As I mentioned before, Anchor Distilling recently reprinted the 1891 edition of “Cocktail Boothby’s American Bar-Tender“.

As someone who is somewhat involved in the bartender trade, I always enjoy going through old books and reading the advice that appears. Usually, I am amazed at how little has changed. How valid pieces of advice contained in a book from 1891 can be 118 years later.

So I thought I would go through Boothby’s “Ten Commandments” for bartenders one by one and see which ones still make sense for the 21st Century.


VI. Sell all the liquor you can, but use as little as possible yourself.

Boy, this is a complicated one.

First, a few points.

As dealers in delicious alcoholic beverages, most bartenders, as a sort of career responsibility, do have a fine appreciation for booze.

From a management, loss prevention, perspective, the Boothby quote is entirely intuitive.

The more booze you sell, and the less your staff drinks, the better your bottom line.

On the other hand, there is a certain psychic toll to bartending.

Most people cannot maintain the appearance of liking everyone they talk to without a cost.

It isn’t possible. Different people handle it differently, but for many, a little alcoholic lubrication isn’t a bad idea.

Not to mention, as a manager, if you are too much of a stickler about booze consumption, your staff will just sneak and steal.

On the other hand, a drunk or surly bartender is never appealing to the guest.

Maybe there are some semi-psychic individuals who can appear perfectly sober, manage money, and the patrons in their venues while three sheets to the wind.  I’m not one of them, or, more accurately, not comfortable with going down that path.

Then there are the other personal issues.

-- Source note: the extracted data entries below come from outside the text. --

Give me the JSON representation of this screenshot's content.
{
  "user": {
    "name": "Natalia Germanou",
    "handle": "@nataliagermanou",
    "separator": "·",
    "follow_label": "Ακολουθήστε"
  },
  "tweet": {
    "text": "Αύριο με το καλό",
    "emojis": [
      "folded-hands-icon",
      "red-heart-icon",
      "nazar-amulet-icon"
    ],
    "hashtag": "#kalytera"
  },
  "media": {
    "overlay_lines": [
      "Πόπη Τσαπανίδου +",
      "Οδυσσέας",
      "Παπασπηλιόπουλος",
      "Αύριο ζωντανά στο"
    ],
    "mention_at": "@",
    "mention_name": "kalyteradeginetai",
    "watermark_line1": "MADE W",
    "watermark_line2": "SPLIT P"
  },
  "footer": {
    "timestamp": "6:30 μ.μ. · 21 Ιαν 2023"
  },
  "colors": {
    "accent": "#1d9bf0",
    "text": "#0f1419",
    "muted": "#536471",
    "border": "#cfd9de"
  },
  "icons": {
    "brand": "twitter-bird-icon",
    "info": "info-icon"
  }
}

Sadly, or happily, I am a light weight in several senses. First, I’m pretty darn skinny with almost no appreciable body fat, giving me a pathetic tolerance to almost any volume of alcoholic beverage.  Second, my body is not particularly fantastic at processing alcoholic beverages back into non-intoxicating substances.

What does all that mean?

While some of my compatriots may be able to imbibe while retaining their composure, I cannot. If I am to appear a professional of any sort, I cannot drink (much) while working.  Important to recognize your limitations, I think.